Conscient de l’ampleur de la tâche, et étant donné que son devoir principal était de poursuivre sérieusement ses études théologiques, il choisit de constituer une équipe de travail avec des compagnons qualifiés et totalement engagés dans l’activité pastorale. Il pourra compter parmi eux sur la collaboration fidèle des deux pères que nous avons déjà mentionnés, Juan de Loyola et Agustin de Cardaveraz. C’est le premier qui fut chargé de rédiger une œuvre où seraient exposées « l’essence et la solidité de ce culte ». Mais le schéma et l’âme de ce livre sont de Bernardo. Ayant surmonté bien des difficultés, l’ouvrage sortit finalement le 21 octobre 1734, sous le titre de « Trésor caché ».

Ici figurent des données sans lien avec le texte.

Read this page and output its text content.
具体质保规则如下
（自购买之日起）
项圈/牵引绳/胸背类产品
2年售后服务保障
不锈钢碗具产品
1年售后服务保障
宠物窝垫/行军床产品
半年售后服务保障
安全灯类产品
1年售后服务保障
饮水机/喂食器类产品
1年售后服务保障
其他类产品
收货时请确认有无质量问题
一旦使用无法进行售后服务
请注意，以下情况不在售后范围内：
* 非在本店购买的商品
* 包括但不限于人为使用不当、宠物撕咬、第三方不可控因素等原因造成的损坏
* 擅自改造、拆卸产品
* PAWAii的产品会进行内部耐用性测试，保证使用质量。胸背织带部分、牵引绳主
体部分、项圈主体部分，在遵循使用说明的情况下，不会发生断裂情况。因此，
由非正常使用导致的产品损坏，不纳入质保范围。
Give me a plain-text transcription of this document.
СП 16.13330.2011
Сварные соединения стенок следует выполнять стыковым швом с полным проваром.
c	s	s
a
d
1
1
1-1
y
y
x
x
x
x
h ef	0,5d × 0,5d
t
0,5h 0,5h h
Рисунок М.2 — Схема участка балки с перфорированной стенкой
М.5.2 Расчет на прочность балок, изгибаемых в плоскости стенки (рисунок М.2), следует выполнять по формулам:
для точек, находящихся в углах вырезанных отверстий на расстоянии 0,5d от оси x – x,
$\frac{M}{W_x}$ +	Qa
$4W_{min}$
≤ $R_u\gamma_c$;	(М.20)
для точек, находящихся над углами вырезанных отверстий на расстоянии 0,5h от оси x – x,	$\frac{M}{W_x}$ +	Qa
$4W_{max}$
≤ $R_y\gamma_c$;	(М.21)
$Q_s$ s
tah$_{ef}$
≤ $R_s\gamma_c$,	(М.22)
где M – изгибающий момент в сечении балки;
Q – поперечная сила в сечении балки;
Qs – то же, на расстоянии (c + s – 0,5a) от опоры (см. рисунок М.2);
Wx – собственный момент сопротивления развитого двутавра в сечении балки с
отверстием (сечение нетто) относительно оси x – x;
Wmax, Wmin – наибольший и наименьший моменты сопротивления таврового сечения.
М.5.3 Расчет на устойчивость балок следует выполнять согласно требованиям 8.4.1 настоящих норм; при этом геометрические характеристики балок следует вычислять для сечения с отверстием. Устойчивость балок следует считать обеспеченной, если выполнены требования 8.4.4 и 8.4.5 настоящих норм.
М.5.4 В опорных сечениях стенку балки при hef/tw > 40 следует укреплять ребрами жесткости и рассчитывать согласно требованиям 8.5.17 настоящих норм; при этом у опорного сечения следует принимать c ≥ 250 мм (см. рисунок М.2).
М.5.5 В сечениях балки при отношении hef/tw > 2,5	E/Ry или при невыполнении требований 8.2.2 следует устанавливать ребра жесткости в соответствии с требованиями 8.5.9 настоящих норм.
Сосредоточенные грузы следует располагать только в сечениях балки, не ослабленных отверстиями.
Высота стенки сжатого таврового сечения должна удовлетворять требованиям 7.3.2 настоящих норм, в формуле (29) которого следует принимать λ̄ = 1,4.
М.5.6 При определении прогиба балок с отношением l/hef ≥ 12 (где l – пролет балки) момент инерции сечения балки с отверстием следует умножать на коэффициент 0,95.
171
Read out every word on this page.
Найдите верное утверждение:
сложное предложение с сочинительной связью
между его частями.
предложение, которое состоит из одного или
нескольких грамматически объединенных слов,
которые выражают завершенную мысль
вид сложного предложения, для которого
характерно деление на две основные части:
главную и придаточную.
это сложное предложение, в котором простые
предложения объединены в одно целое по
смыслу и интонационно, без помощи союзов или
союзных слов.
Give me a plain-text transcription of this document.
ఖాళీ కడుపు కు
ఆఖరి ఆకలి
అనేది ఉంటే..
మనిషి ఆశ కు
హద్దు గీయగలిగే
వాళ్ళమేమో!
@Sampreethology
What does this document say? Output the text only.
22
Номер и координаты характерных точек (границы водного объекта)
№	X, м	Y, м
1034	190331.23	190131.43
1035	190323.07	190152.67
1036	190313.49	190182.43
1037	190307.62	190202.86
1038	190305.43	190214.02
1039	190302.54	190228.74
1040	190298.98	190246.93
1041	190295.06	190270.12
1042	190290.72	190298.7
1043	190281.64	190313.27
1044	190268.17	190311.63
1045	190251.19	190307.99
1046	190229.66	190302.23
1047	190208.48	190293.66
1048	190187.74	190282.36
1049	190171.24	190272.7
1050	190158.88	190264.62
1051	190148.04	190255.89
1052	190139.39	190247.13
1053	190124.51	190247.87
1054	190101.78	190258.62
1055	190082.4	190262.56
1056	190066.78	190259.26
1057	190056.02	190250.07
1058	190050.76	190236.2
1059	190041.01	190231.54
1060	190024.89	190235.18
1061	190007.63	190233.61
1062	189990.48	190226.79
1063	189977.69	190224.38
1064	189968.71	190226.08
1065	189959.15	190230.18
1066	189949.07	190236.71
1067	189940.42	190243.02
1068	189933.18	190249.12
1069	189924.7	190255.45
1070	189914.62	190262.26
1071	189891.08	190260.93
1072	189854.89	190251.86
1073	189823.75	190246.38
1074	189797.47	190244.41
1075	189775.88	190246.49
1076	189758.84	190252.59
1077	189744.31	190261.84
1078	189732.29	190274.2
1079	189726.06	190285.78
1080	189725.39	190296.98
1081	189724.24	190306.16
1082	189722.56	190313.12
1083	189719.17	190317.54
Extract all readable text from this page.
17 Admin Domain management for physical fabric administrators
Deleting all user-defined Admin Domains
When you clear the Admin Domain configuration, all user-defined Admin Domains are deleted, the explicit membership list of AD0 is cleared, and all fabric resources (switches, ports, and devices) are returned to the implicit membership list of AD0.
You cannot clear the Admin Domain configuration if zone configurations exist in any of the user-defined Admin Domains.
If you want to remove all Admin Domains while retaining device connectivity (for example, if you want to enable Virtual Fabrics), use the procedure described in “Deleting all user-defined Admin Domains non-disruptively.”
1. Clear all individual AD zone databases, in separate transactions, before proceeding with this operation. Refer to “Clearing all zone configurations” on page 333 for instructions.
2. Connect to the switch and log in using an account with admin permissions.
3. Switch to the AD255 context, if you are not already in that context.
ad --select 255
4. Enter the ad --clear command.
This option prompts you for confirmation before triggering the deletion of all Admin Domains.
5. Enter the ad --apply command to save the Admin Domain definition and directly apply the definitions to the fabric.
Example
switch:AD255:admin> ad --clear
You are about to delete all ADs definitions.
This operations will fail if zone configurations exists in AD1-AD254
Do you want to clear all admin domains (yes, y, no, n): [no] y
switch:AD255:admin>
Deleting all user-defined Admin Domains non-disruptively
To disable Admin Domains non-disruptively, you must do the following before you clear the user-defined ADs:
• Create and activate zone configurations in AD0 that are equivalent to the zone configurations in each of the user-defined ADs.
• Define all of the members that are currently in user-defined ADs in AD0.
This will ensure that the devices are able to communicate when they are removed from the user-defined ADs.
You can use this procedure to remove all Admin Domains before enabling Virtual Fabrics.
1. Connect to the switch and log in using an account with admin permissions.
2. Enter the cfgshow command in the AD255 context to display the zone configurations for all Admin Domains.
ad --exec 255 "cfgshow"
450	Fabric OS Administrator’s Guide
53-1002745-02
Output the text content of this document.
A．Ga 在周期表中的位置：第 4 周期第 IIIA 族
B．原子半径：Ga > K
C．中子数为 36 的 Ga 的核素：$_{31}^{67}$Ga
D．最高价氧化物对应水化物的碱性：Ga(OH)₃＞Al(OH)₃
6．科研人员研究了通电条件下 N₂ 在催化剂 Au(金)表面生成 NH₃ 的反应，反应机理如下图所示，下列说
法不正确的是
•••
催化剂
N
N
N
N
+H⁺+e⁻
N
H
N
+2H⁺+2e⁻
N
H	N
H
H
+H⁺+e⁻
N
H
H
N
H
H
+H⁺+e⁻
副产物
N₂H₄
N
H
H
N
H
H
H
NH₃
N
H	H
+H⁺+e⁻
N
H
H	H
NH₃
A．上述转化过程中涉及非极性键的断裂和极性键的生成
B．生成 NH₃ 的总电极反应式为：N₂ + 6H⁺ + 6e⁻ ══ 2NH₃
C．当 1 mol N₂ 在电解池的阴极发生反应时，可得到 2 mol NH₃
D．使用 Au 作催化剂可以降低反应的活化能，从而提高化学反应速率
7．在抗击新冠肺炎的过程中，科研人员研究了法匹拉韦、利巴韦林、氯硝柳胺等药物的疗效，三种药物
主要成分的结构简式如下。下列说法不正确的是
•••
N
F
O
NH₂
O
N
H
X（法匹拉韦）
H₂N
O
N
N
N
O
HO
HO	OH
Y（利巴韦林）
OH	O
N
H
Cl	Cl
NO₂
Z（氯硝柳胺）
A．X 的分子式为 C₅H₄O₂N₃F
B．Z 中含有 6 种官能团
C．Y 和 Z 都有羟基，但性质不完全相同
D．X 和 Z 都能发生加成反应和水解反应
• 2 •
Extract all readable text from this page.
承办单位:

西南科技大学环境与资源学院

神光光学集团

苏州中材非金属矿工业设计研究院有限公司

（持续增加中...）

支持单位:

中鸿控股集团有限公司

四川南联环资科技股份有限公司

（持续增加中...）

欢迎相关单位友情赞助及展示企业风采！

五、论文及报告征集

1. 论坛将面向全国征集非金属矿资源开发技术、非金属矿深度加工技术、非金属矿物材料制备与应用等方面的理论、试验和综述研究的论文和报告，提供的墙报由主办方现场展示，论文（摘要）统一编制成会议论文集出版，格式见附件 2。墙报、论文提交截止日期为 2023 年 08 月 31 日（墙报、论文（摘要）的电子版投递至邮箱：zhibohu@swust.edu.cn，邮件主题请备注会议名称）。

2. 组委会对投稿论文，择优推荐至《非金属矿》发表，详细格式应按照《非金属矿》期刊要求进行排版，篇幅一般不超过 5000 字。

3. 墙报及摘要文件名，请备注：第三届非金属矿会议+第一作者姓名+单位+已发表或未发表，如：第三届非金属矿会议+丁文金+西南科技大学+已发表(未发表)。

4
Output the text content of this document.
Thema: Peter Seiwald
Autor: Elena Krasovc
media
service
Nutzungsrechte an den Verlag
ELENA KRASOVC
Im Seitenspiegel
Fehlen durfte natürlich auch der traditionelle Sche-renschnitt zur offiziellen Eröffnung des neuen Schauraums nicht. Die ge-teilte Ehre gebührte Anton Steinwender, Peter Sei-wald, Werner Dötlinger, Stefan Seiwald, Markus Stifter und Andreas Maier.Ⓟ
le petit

Par la suite, la méthode de Bernardo consistera à diffuser des textes et des images un peu partout, à fonder des confraternités et des associations en l’honneur du Sacré Cœur, à demander qu’on parle et prêche sur ce sujet, à écrire et à adresser des demandes aux évêques et même au Roi Philippe V pour qu’ils appuient la requête et l’approbation par le Saint Siège d’une fête liturgique spéciale.

Le 2 janvier 1735 il fut ordonné prêtre à Valladolid et le 6 célébra sa première messe dans l’église du collège Saint Ignace. Quelques mois plus tard il commençait au même endroit son Troisième An, mais il ne put le terminer car il mourut du typhus le 29 novembre 1735.

Le P. Manuel de Prado, qui était alors son Recteur et avait été son maître des novices, communiqua aux communautés de la Province, dans une lettre du 6 décembre 1735, la nouvelle de cette mort. Il y faisait ressortir « sa perfection plus qu’ordinaire, un don très spécial d’oraison, par lequel Dieu lui découvrait les mystères les plus cachés de la divinité et, pendant ces dernières années, une dévotion particulière et tendre envers le Sacré Cœur de Jésus ».

Sa réputation de sainteté se fit jour peu de temps après sa mort. Mais la situation difficile dans laquelle la Compagnie commençait à se trouver avec la forte opposition venant des jansénistes, empêcha de présenter la cause de béatification. La suppression de l’ordre viendrait ensuite, qui fit tomber dans l’oubli de nombreux projets.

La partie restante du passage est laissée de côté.